Jack Issa, 40, who leads the youth committee for the Maronite Diocese of Batroun, acknowledged these challenges, even defending the Church's intentions.

“Youth face enormous challenges — financial crisis, deteriorating conditions, rising divorce rates, smartphones' negative impact on commitment,” he said.

He pushed back against blaming only the clergy.

“Humanity and weakness exist even among clergy, but laypeople must play their role in building bridges based on love, not hatred,” he added.

Issa spoke of his sadness watching Christians dismiss the visit's importance. "This meeting's symbolism matters. We need collective church belonging."

He said: “This visit, long awaited since Pope Francis's days, is necessary to strengthen youths’ attachment after successive crises — wars, COVID, the port explosion, economic collapse — that led to losing confidence in the homeland and sometimes in the church.”

The diaspora perspective

From France, Saad Rizk Allah watched preparations with particular interest. As a representative of the Maronite Foundation for the Diaspora, she was invited to the youth meeting, a recognition of how integral emigration has become to Lebanese Christian identity.

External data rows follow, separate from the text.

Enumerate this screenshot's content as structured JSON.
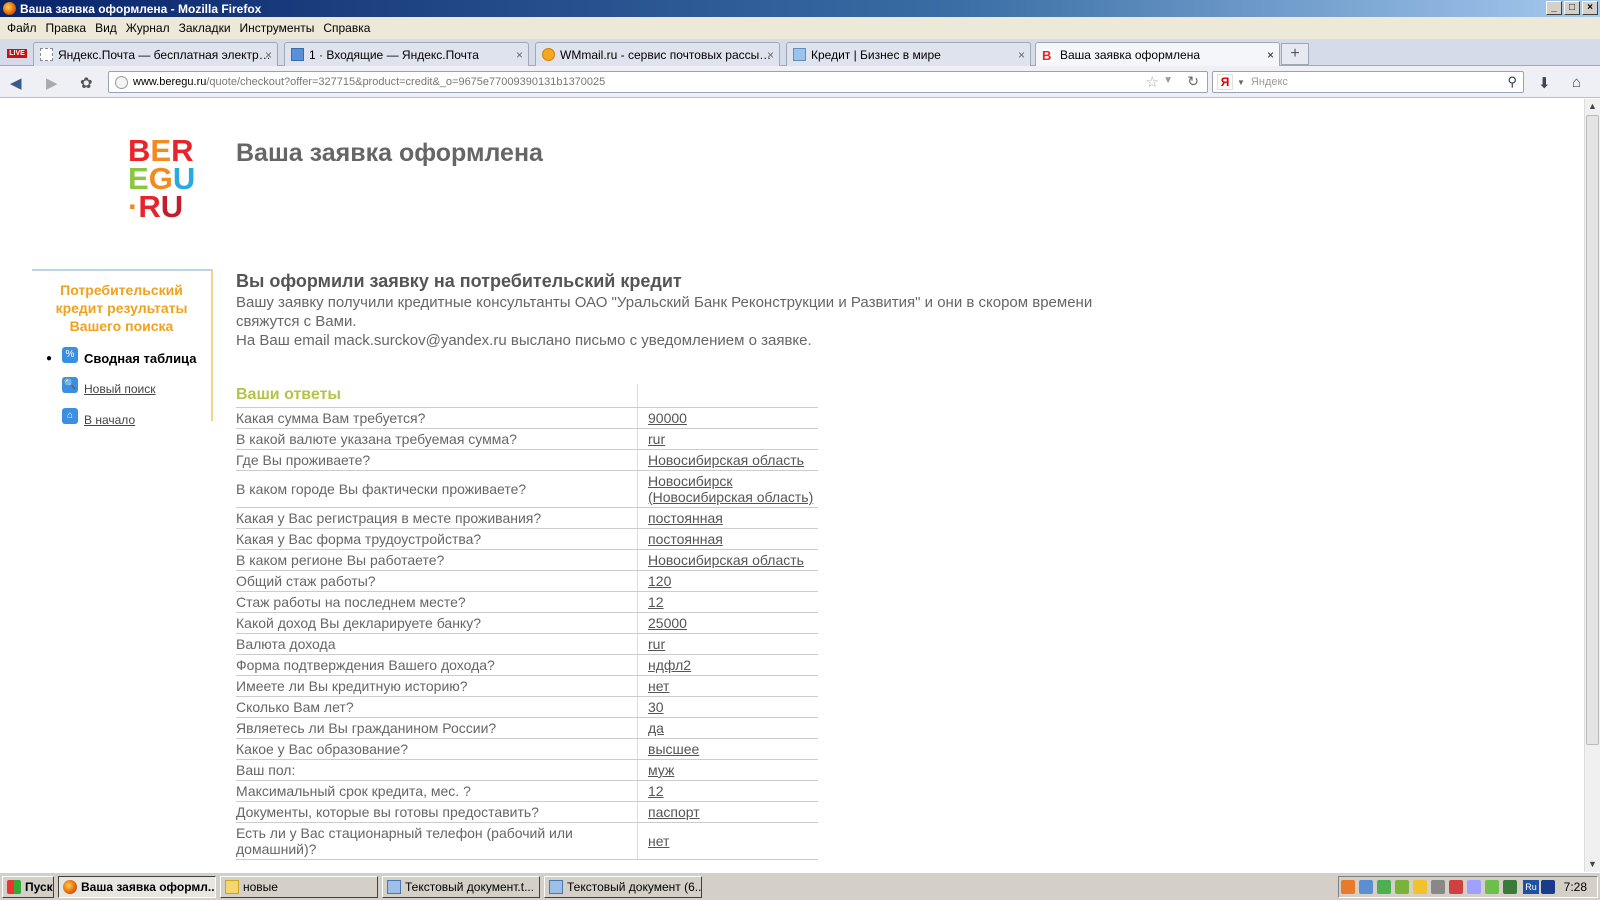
{
  "window": {
    "title": "Ваша заявка оформлена - Mozilla Firefox",
    "min": "_",
    "max": "□",
    "close": "×"
  },
  "menu": [
    "Файл",
    "Правка",
    "Вид",
    "Журнал",
    "Закладки",
    "Инструменты",
    "Справка"
  ],
  "tabs": [
    {
      "label": "Яндекс.Почта — бесплатная электрон...",
      "active": false
    },
    {
      "label": "1 · Входящие — Яндекс.Почта",
      "active": false
    },
    {
      "label": "WMmail.ru - сервис почтовых рассылок...",
      "active": false
    },
    {
      "label": "Кредит | Бизнес в мире",
      "active": false
    },
    {
      "label": "Ваша заявка оформлена",
      "active": true
    }
  ],
  "live_badge": "LIVE",
  "new_tab": "+",
  "nav": {
    "url_host": "www.beregu.ru",
    "url_path": "/quote/checkout?offer=327715&product=credit&_o=9675e77009390131b1370025",
    "search_placeholder": "Яндекс",
    "search_brand": "Я"
  },
  "page": {
    "logo": {
      "rows": [
        [
          {
            "t": "B",
            "c": "#e8232b"
          },
          {
            "t": "E",
            "c": "#f18b21"
          },
          {
            "t": "R",
            "c": "#e8232b"
          }
        ],
        [
          {
            "t": "E",
            "c": "#8cc63f"
          },
          {
            "t": "G",
            "c": "#f18b21"
          },
          {
            "t": "U",
            "c": "#27aae1"
          }
        ],
        [
          {
            "t": "·",
            "c": "#f18b21"
          },
          {
            "t": "R",
            "c": "#e8232b"
          },
          {
            "t": "U",
            "c": "#c21f2e"
          }
        ]
      ]
    },
    "title": "Ваша заявка оформлена",
    "sidebar": {
      "heading": "Потребительский кредит результаты Вашего поиска",
      "items": [
        {
          "label": "Сводная таблица",
          "icon": "%",
          "current": true
        },
        {
          "label": "Новый поиск",
          "icon": "🔍",
          "current": false
        },
        {
          "label": "В начало",
          "icon": "⌂",
          "current": false
        }
      ]
    },
    "heading2": "Вы оформили заявку на потребительский кредит",
    "paragraph1": "Вашу заявку получили кредитные консультанты ОАО \"Уральский Банк Реконструкции и Развития\" и они в скором времени свяжутся с Вами.",
    "paragraph2": "На Ваш email mack.surckov@yandex.ru выслано письмо с уведомлением о заявке.",
    "answers_title": "Ваши ответы",
    "answers": [
      {
        "q": "Какая сумма Вам требуется?",
        "a": "90000"
      },
      {
        "q": "В какой валюте указана требуемая сумма?",
        "a": "rur"
      },
      {
        "q": "Где Вы проживаете?",
        "a": "Новосибирская область"
      },
      {
        "q": "В каком городе Вы фактически проживаете?",
        "a": "Новосибирск (Новосибирская область)"
      },
      {
        "q": "Какая у Вас регистрация в месте проживания?",
        "a": "постоянная"
      },
      {
        "q": "Какая у Вас форма трудоустройства?",
        "a": "постоянная"
      },
      {
        "q": "В каком регионе Вы работаете?",
        "a": "Новосибирская область"
      },
      {
        "q": "Общий стаж работы?",
        "a": "120"
      },
      {
        "q": "Стаж работы на последнем месте?",
        "a": "12"
      },
      {
        "q": "Какой доход Вы декларируете банку?",
        "a": "25000"
      },
      {
        "q": "Валюта дохода",
        "a": "rur"
      },
      {
        "q": "Форма подтверждения Вашего дохода?",
        "a": "ндфл2"
      },
      {
        "q": "Имеете ли Вы кредитную историю?",
        "a": "нет"
      },
      {
        "q": "Сколько Вам лет?",
        "a": "30"
      },
      {
        "q": "Являетесь ли Вы гражданином России?",
        "a": "да"
      },
      {
        "q": "Какое у Вас образование?",
        "a": "высшее"
      },
      {
        "q": "Ваш пол:",
        "a": "муж"
      },
      {
        "q": "Максимальный срок кредита, мес. ?",
        "a": "12"
      },
      {
        "q": "Документы, которые вы готовы предоставить?",
        "a": "паспорт"
      },
      {
        "q": "Есть ли у Вас стационарный телефон (рабочий или домашний)?",
        "a": "нет"
      }
    ]
  },
  "taskbar": {
    "start": "Пуск",
    "tasks": [
      {
        "label": "Ваша заявка оформл...",
        "active": true
      },
      {
        "label": "новые",
        "active": false
      },
      {
        "label": "Текстовый документ.t...",
        "active": false
      },
      {
        "label": "Текстовый документ (6...",
        "active": false
      }
    ],
    "lang": "Ru",
    "clock": "7:28"
  }
}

“This meeting is directed at the hopeless segment not provided with requirements for decent living,” she said. “The pope's gesture gives youth the confidence they deserve.”

Rizk Allah noted a stark contrast: “French churches have become nearly empty, but Lebanon's churches remain full.”

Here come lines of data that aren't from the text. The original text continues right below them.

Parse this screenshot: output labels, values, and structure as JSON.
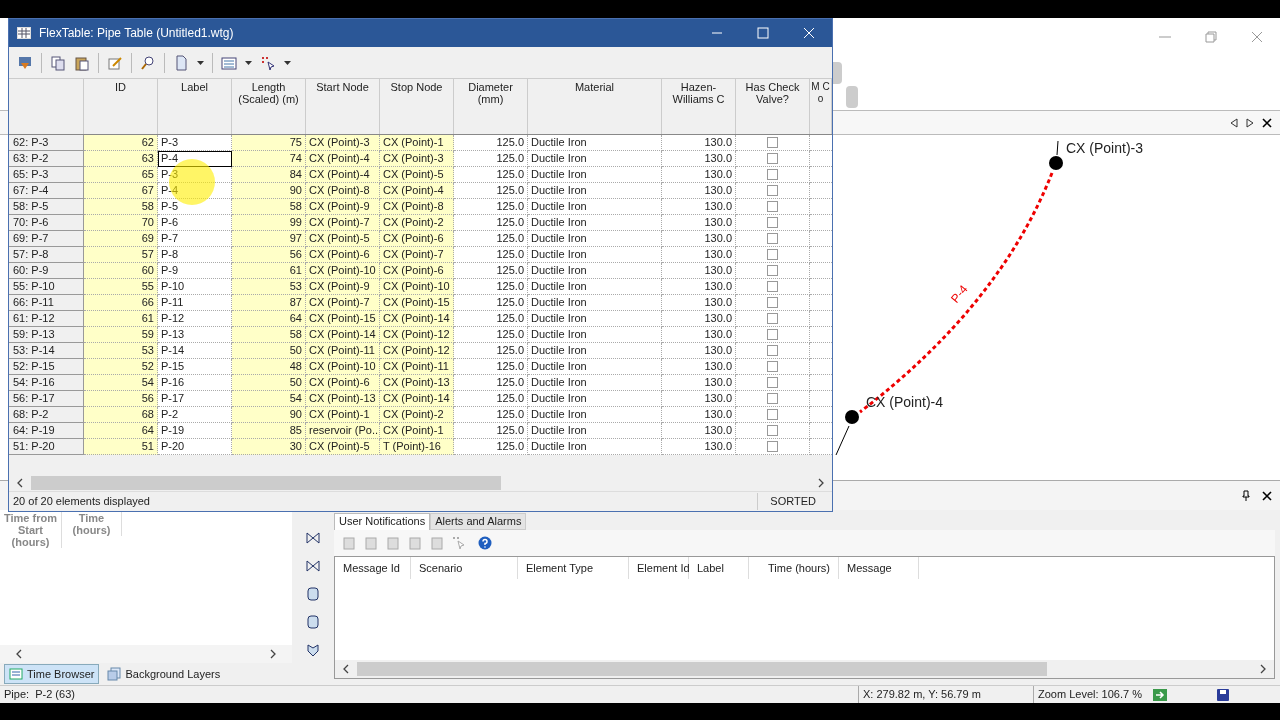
{
  "flextable": {
    "title": "FlexTable: Pipe Table (Untitled1.wtg)",
    "columns": [
      "ID",
      "Label",
      "Length (Scaled) (m)",
      "Start Node",
      "Stop Node",
      "Diameter (mm)",
      "Material",
      "Hazen-Williams C",
      "Has Check Valve?",
      "M Co"
    ],
    "rows": [
      {
        "header": "62: P-3",
        "cells": [
          "62",
          "P-3",
          "75",
          "CX (Point)-3",
          "CX (Point)-1",
          "125.0",
          "Ductile Iron",
          "130.0"
        ],
        "check_valve": false,
        "selected": false
      },
      {
        "header": "63: P-2",
        "cells": [
          "63",
          "P-4",
          "74",
          "CX (Point)-4",
          "CX (Point)-3",
          "125.0",
          "Ductile Iron",
          "130.0"
        ],
        "check_valve": false,
        "selected": true
      },
      {
        "header": "65: P-3",
        "cells": [
          "65",
          "P-3",
          "84",
          "CX (Point)-4",
          "CX (Point)-5",
          "125.0",
          "Ductile Iron",
          "130.0"
        ],
        "check_valve": false,
        "selected": false
      },
      {
        "header": "67: P-4",
        "cells": [
          "67",
          "P-4",
          "90",
          "CX (Point)-8",
          "CX (Point)-4",
          "125.0",
          "Ductile Iron",
          "130.0"
        ],
        "check_valve": false,
        "selected": false
      },
      {
        "header": "58: P-5",
        "cells": [
          "58",
          "P-5",
          "58",
          "CX (Point)-9",
          "CX (Point)-8",
          "125.0",
          "Ductile Iron",
          "130.0"
        ],
        "check_valve": false,
        "selected": false
      },
      {
        "header": "70: P-6",
        "cells": [
          "70",
          "P-6",
          "99",
          "CX (Point)-7",
          "CX (Point)-2",
          "125.0",
          "Ductile Iron",
          "130.0"
        ],
        "check_valve": false,
        "selected": false
      },
      {
        "header": "69: P-7",
        "cells": [
          "69",
          "P-7",
          "97",
          "CX (Point)-5",
          "CX (Point)-6",
          "125.0",
          "Ductile Iron",
          "130.0"
        ],
        "check_valve": false,
        "selected": false
      },
      {
        "header": "57: P-8",
        "cells": [
          "57",
          "P-8",
          "56",
          "CX (Point)-6",
          "CX (Point)-7",
          "125.0",
          "Ductile Iron",
          "130.0"
        ],
        "check_valve": false,
        "selected": false
      },
      {
        "header": "60: P-9",
        "cells": [
          "60",
          "P-9",
          "61",
          "CX (Point)-10",
          "CX (Point)-6",
          "125.0",
          "Ductile Iron",
          "130.0"
        ],
        "check_valve": false,
        "selected": false
      },
      {
        "header": "55: P-10",
        "cells": [
          "55",
          "P-10",
          "53",
          "CX (Point)-9",
          "CX (Point)-10",
          "125.0",
          "Ductile Iron",
          "130.0"
        ],
        "check_valve": false,
        "selected": false
      },
      {
        "header": "66: P-11",
        "cells": [
          "66",
          "P-11",
          "87",
          "CX (Point)-7",
          "CX (Point)-15",
          "125.0",
          "Ductile Iron",
          "130.0"
        ],
        "check_valve": false,
        "selected": false
      },
      {
        "header": "61: P-12",
        "cells": [
          "61",
          "P-12",
          "64",
          "CX (Point)-15",
          "CX (Point)-14",
          "125.0",
          "Ductile Iron",
          "130.0"
        ],
        "check_valve": false,
        "selected": false
      },
      {
        "header": "59: P-13",
        "cells": [
          "59",
          "P-13",
          "58",
          "CX (Point)-14",
          "CX (Point)-12",
          "125.0",
          "Ductile Iron",
          "130.0"
        ],
        "check_valve": false,
        "selected": false
      },
      {
        "header": "53: P-14",
        "cells": [
          "53",
          "P-14",
          "50",
          "CX (Point)-11",
          "CX (Point)-12",
          "125.0",
          "Ductile Iron",
          "130.0"
        ],
        "check_valve": false,
        "selected": false
      },
      {
        "header": "52: P-15",
        "cells": [
          "52",
          "P-15",
          "48",
          "CX (Point)-10",
          "CX (Point)-11",
          "125.0",
          "Ductile Iron",
          "130.0"
        ],
        "check_valve": false,
        "selected": false
      },
      {
        "header": "54: P-16",
        "cells": [
          "54",
          "P-16",
          "50",
          "CX (Point)-6",
          "CX (Point)-13",
          "125.0",
          "Ductile Iron",
          "130.0"
        ],
        "check_valve": false,
        "selected": false
      },
      {
        "header": "56: P-17",
        "cells": [
          "56",
          "P-17",
          "54",
          "CX (Point)-13",
          "CX (Point)-14",
          "125.0",
          "Ductile Iron",
          "130.0"
        ],
        "check_valve": false,
        "selected": false
      },
      {
        "header": "68: P-2",
        "cells": [
          "68",
          "P-2",
          "90",
          "CX (Point)-1",
          "CX (Point)-2",
          "125.0",
          "Ductile Iron",
          "130.0"
        ],
        "check_valve": false,
        "selected": false
      },
      {
        "header": "64: P-19",
        "cells": [
          "64",
          "P-19",
          "85",
          "reservoir (Po...",
          "CX (Point)-1",
          "125.0",
          "Ductile Iron",
          "130.0"
        ],
        "check_valve": false,
        "selected": false
      },
      {
        "header": "51: P-20",
        "cells": [
          "51",
          "P-20",
          "30",
          "CX (Point)-5",
          "T (Point)-16",
          "125.0",
          "Ductile Iron",
          "130.0"
        ],
        "check_valve": false,
        "selected": false
      }
    ],
    "status": "20 of 20 elements displayed",
    "sort_status": "SORTED"
  },
  "map": {
    "nodes": [
      "CX (Point)-3",
      "CX (Point)-4"
    ],
    "pipe_label": "P-4"
  },
  "time_browser": {
    "columns": [
      "Time from Start (hours)",
      "Time (hours)"
    ]
  },
  "notifications": {
    "tabs": [
      {
        "label": "User Notifications",
        "selected": true
      },
      {
        "label": "Alerts and Alarms",
        "selected": false
      }
    ],
    "columns": [
      "Message Id",
      "Scenario",
      "Element Type",
      "Element Id",
      "Label",
      "Time (hours)",
      "Message"
    ]
  },
  "bottom_tabs": [
    {
      "label": "Time Browser",
      "selected": true
    },
    {
      "label": "Background Layers",
      "selected": false
    }
  ],
  "status_bar": {
    "selection": "Pipe:  P-2 (63)",
    "coordinates": "X: 279.82 m, Y: 56.79 m",
    "zoom": "Zoom Level: 106.7 %"
  }
}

She sees Lebanon's Christians as “the last Christians of the East after Iraqi and Syrian Christians' disappearance.”

Whether the pope's visit represents a turning point or a milestone in Christian Lebanon's disappearance remains to be seen. Father Antoine Maroun's congregation has dwindled to handfuls where hundreds once worshipped — not just people disappearing but entire communities, centuries of continuous Christian presence slowly vanishing despite what Rizk Allah thinks, when she compares Lebanon to France. 

For Mansour, who watched with cautious interest despite her alienation from institutional religion, the visit offered “a dose of hope for youth despairing from crises, wars, and explosions.”

But she added pragmatically: “Lebanon is the only country with Christians remaining in the Middle East.”

That reality — Lebanon as the last stand — animated everything about the papal visit. Patriarch John X had affirmed months earlier that Christians must hold fast to the land they've long inhabited, calling on the international community to pay attention to the world's oldest Christian community facing “the threat of silent extinction.”

But with Western countries welcoming religious minority refugees, emigration remains, for many young Lebanese Christians, not a betrayal but a rational choice — the difference between $800 monthly salaries and actual futures.

J.H. articulated what many felt, but few said directly: “We don't think in ways that secure the future and anchor youth in Lebanon. We react to moments. We celebrate visits. But the structures pushing people away remain unchanged.”

Whether Pope Leo XIV’s first international journey will ultimately be remembered as a historic renewal or as a final benediction for a fading community depends on questions beyond the Church's control — economic viability, political stability, regional security, and whether Lebanon's young people can envision futures in their homeland.

For now, 12,000 young people gathered in Bkerke heard a pope tell them they matter, they belong, they’re not alone. Whether that message proves sufficient to reverse the tide emptying Lebanon's Christian heartland remains Lebanon's most urgent unanswered question.

This article was published in collaboration with @Egab.


Suzanne Abou Said is a journalist based in Lebanon.